57. Pregnancy – Amniotic Fluid
Amniotic sac surround embryo as it continues to grow and develop
Amniotic Fluid inside sac functions to:
Cushion embryo from blunt force applied to mother’s abdomen
Provide environment for movement allowing exercise, muscular and skeletal development
Thermal stability (mainly water, so has excellent temperature stability)

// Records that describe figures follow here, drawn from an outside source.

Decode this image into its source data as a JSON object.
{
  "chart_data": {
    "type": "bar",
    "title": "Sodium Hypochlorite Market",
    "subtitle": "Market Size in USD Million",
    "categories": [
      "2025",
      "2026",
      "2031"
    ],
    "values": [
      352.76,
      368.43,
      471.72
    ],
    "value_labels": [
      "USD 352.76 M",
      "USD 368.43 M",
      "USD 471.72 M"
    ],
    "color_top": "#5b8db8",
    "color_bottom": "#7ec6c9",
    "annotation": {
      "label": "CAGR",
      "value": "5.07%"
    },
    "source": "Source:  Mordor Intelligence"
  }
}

General support so that the embryo does not experience any excess pressure

58. Hormonal Events @ Birth
Physiological events preparing for birth are called parturition
Progesterone levels decrease, and the hormone oxytocin is secreted from posterior pituitary gland
Initial low levels of oxytocin are associated with first contractions of uterus
Each uterine contraction signals to posterior lobe of pituitary to produce more oxytocin
Higher levels of oxytocin cause more intense and frequent contractions
This is a positive feedback mechanism and will continue and only stops when birth occurs and uterus no longer has something to contract on.

59. Major Events @ Childbirth
Major Hormone Change (discussed above)
Dilation/Opening of Cervix to 10 cm
Baby positioned head first, face down
Shoulders typically widest part to pass through birth canal
Afterbirth is name of expelled placenta
Lactation (breast milk production) begins soon after birth.